Dossier : IMM-11061-22

Référence : 2023 CF 1551

[TRADUCTION FRANÇAISE]

Toronto (Ontario), le 23 novembre 2023

En présence de monsieur le juge Southcott

ENTRE :

AFROZ KHAYAL MOHAMMED

KHAYAL MOHAMMED NOOR MOHAMMED

MOHAMMED ARSALAN

demandeurs

et

LE MINISTRE DE LA CITOYENNETÉ ET DE L’IMMIGRATION

défendeur

JUGEMENT ET MOTIFS

[1] La Cour est saisie d’une demande de contrôle judiciaire visant une décision datée du 15 septembre 2022, dans laquelle un agent principal [l’agent] a rejeté la demande d’examen des risques avant renvoi [ERAR] présentée par les demandeurs [la décision contestée].

[2] Comme il est expliqué plus en détail ci-dessous, la demande de contrôle judiciaire en l’espèce sera accueillie, car les demandeurs ont été privés de leur droit à l’équité procédurale, étant donné que l’agent n’a pas pris en considération leurs demandes de prorogation du délai pour présenter des observations supplémentaires quant à l’ERAR et a rejeté la demande d’ERAR sans prendre en compte ces observations supplémentaires.

I. Contexte

[3] Les demandeurs, qui sont des citoyens de l’Inde, sont entrés au Canada en mars 2018 et ont par la suite demandé l’asile. Leurs demandes d’asile ont été rejetées par la Section de la protection des réfugiés et la Section d’appel des réfugiés. En octobre 2021, les demandeurs ont présenté une demande d’ERAR. Dans cette demande, ils ont affirmé craindre d’être exposés à un risque en raison de leur profil religieux en tant que musulmans, ils ont allégué que des membres du Bharatiya Janata Party, du Rashtriya Swayamsevak Sangh et du Bureau central d’enquête les cherchaient et ils ont soulevé ce que leur conseil a décrit comme la nouvelle politique de citoyenneté discriminatoire de l’Inde ciblant et persécutant les musulmans.

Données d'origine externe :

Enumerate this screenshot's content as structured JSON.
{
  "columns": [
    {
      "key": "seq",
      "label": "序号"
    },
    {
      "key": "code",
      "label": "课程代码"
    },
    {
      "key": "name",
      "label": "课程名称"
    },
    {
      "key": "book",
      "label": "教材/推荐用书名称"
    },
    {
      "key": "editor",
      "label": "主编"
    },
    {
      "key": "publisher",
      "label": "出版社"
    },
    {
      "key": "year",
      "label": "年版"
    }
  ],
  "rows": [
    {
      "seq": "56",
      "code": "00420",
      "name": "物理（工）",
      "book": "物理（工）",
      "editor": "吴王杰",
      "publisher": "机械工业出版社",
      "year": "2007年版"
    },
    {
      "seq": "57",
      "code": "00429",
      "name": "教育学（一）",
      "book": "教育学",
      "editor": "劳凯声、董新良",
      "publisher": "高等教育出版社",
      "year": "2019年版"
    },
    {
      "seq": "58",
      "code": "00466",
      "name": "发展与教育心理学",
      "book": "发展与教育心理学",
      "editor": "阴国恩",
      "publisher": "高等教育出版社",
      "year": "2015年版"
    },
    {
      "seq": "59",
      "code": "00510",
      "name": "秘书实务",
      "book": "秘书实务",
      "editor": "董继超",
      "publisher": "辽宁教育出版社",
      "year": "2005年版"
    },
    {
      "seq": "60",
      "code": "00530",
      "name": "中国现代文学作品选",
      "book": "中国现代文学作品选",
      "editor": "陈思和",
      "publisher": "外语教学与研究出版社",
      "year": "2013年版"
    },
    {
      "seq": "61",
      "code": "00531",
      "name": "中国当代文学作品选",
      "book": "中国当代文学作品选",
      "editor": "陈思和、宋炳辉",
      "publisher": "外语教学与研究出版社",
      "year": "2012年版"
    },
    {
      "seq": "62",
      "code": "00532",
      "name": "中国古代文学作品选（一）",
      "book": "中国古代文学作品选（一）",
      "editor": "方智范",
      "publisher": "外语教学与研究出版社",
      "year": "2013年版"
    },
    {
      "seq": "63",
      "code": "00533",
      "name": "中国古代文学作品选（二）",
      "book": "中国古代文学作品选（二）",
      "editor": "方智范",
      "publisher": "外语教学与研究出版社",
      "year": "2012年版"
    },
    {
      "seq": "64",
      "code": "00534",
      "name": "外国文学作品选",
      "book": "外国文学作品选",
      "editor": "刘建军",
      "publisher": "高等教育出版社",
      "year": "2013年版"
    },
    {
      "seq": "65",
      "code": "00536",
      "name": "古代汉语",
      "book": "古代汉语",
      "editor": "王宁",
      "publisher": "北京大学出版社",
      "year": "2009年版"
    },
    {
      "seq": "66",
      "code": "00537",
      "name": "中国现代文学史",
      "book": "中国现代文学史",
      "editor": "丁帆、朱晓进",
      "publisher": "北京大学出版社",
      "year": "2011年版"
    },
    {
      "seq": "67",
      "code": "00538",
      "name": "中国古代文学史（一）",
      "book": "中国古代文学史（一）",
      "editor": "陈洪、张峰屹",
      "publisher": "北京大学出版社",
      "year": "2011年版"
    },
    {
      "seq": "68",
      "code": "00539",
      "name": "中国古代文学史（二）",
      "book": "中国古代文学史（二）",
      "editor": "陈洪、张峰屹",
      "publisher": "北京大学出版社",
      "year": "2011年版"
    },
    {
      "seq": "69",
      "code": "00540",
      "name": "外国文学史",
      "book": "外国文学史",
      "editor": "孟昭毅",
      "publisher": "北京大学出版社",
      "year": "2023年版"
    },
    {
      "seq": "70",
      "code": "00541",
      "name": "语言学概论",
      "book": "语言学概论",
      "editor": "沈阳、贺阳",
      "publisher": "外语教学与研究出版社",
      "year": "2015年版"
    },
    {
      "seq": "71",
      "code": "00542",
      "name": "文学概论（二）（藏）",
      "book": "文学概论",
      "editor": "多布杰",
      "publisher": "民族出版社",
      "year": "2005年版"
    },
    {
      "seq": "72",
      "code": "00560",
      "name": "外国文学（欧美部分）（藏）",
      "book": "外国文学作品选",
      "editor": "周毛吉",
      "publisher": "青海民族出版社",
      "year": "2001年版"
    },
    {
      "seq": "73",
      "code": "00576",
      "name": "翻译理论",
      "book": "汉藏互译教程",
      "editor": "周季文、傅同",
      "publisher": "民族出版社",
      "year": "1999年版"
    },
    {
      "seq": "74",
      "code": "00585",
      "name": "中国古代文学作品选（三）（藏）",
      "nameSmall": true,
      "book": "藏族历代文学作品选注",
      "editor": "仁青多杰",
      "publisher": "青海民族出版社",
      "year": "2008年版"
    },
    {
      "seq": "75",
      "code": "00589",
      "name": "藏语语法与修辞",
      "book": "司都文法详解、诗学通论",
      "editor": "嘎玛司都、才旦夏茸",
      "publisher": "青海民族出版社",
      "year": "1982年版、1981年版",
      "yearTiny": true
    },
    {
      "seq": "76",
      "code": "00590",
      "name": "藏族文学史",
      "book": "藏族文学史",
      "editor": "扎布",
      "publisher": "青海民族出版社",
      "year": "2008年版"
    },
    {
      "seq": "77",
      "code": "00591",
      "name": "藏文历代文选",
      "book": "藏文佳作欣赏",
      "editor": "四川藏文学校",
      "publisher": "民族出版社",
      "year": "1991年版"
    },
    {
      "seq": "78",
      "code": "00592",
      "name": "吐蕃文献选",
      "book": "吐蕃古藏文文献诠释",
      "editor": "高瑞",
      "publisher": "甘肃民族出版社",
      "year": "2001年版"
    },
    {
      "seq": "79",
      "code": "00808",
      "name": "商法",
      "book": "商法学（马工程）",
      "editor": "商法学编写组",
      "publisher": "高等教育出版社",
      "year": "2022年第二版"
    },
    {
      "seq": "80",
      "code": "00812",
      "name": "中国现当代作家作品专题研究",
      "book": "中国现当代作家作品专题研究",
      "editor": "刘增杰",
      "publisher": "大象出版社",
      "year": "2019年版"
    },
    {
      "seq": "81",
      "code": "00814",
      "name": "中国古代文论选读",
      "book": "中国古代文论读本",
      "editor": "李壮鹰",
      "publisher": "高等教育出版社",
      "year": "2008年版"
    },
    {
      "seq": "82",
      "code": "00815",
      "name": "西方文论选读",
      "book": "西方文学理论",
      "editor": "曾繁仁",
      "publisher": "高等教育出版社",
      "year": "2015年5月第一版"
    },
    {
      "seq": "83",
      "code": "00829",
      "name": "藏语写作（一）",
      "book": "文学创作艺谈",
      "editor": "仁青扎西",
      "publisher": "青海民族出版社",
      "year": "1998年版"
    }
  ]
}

[4] La demande d’ERAR des demandeurs a été rejetée le 1er avril 2022 et ceux-ci ont demandé le contrôle judiciaire de la décision. Le défendeur a accepté de rouvrir la demande d’ERAR et la demande de contrôle judiciaire a fait l’objet d’un désistement.

[5] Le 8 août 2022, le 7 septembre 2022 et le 30 septembre 2022, les demandeurs ont demandé une prorogation du délai pour présenter des observations supplémentaires dans le cadre de l’ERAR et, le 11 octobre 2022, ils ont présenté ces observations. Or, le 15 septembre 2022, l’agent a rendu la décision contestée par laquelle il a rejeté la demande d’ERAR des demandeurs. La décision de l’agent ne fait référence à aucune des demandes de prorogation de délai des demandeurs et, étant donné qu’elle a été rendue avant que les demandeurs n’aient présenté leurs observations du 11 octobre 2022, elle ne tient pas compte de ces dernières.

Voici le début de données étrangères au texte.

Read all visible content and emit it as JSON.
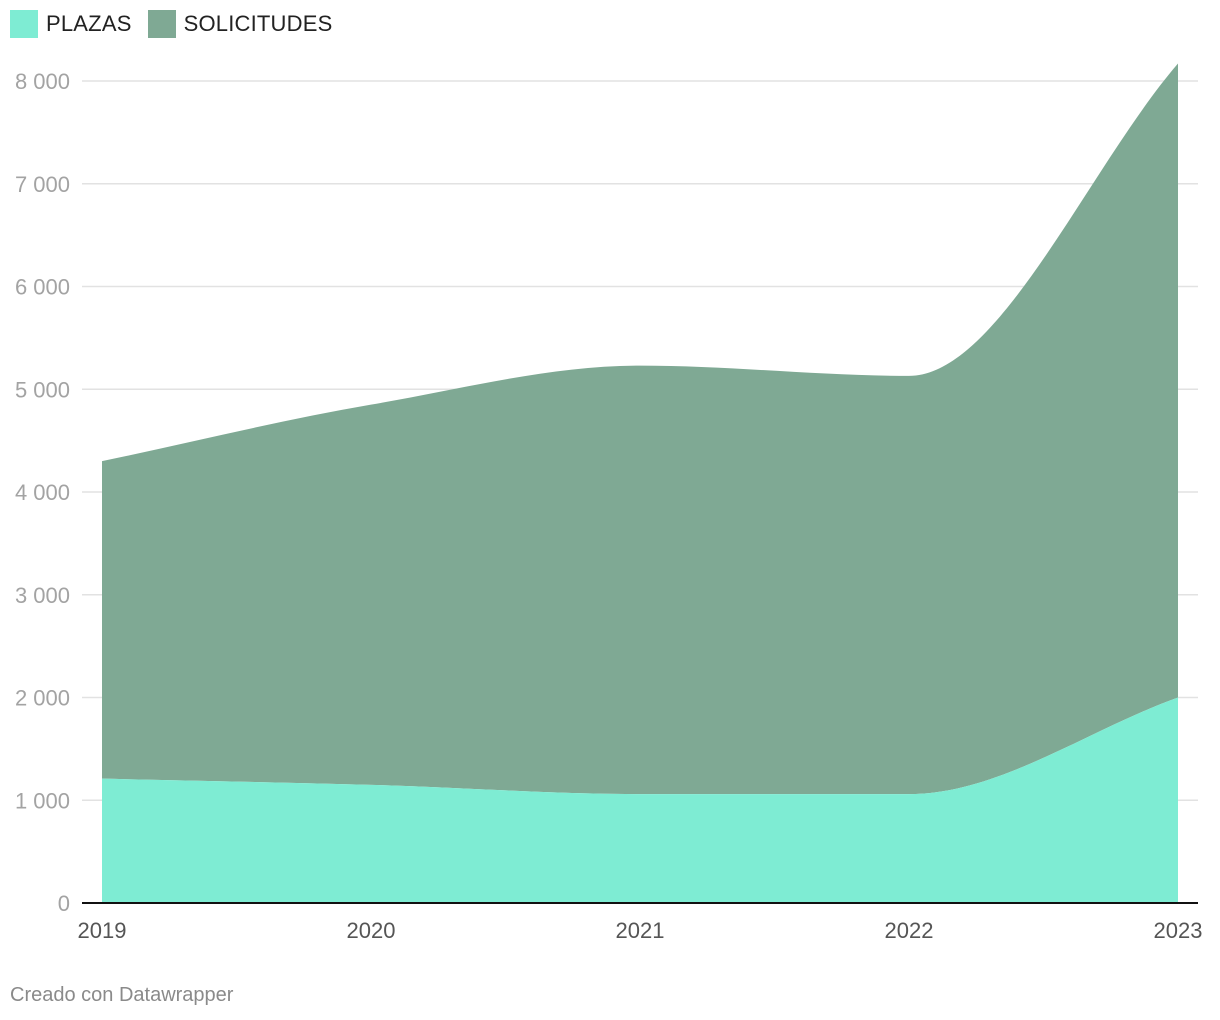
{
  "chart_data": {
    "type": "area",
    "stacked": true,
    "x": [
      "2019",
      "2020",
      "2021",
      "2022",
      "2023"
    ],
    "series": [
      {
        "name": "PLAZAS",
        "values": [
          1210,
          1150,
          1060,
          1060,
          2000
        ],
        "color": "#7eecd3"
      },
      {
        "name": "SOLICITUDES",
        "values": [
          3090,
          3700,
          4170,
          4070,
          6170
        ],
        "color": "#7fa994"
      }
    ],
    "y_ticks": [
      "0",
      "1 000",
      "2 000",
      "3 000",
      "4 000",
      "5 000",
      "6 000",
      "7 000",
      "8 000"
    ],
    "ylim": [
      0,
      8000
    ],
    "grid": true,
    "legend_position": "top-left"
  },
  "footer": {
    "credit": "Creado con Datawrapper"
  }
}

II. Questions en litige et norme de contrôle applicable

[6] Dans les observations écrites présentées par les demandeurs pour appuyer leur demande de contrôle judiciaire, les questions suivantes ont été soumises à l’appréciation de la Cour :

  1. Les demandeurs ont-ils été privés du droit à l’équité procédurale?

  2. La décision est-elle raisonnable?

[7] La question de l’équité procédurale est susceptible de contrôle selon de la norme de la décision correcte. Comme le laisse entendre la formulation de la deuxième question, le fond de la décision contestée est susceptible de contrôle selon la norme de la décision raisonnable.

III. Analyse

[8] La première question d’équité procédurale soulevée par les demandeurs concerne le fait que l’agent n’a pas tenu compte de leurs demandes de prorogation du délai pour présenter des observations supplémentaires dans le cadre de l’ERAR et qu’il a donc rejeté leur demande d’ERAR sans tenir compte des observations qu’ils avaient présentées le 11 octobre 2022. Le défendeur admet qu’il s’agit d’une violation de l’équité procédurale et que, par conséquent, la demande de contrôle judiciaire devrait être accueillie, la décision annulée et la demande d’ERAR réexaminée par un autre agent.

[9] Toutefois, les parties n’ont pas été en mesure de résoudre la demande de contrôle judiciaire sur cette base, et celle-ci a donc fait l’objet d’une audience devant la Cour. Les demandeurs font valoir que la Cour devrait également trancher la question de savoir si l’agent a commis une erreur en tirant une conclusion voilée quant à la crédibilité et en ne tenant pas d’audience. Les demandeurs sont également d’avis que la Cour devrait ordonner que la procédure de réexamen de leur demande d’ERAR comprenne la tenue d’une audience.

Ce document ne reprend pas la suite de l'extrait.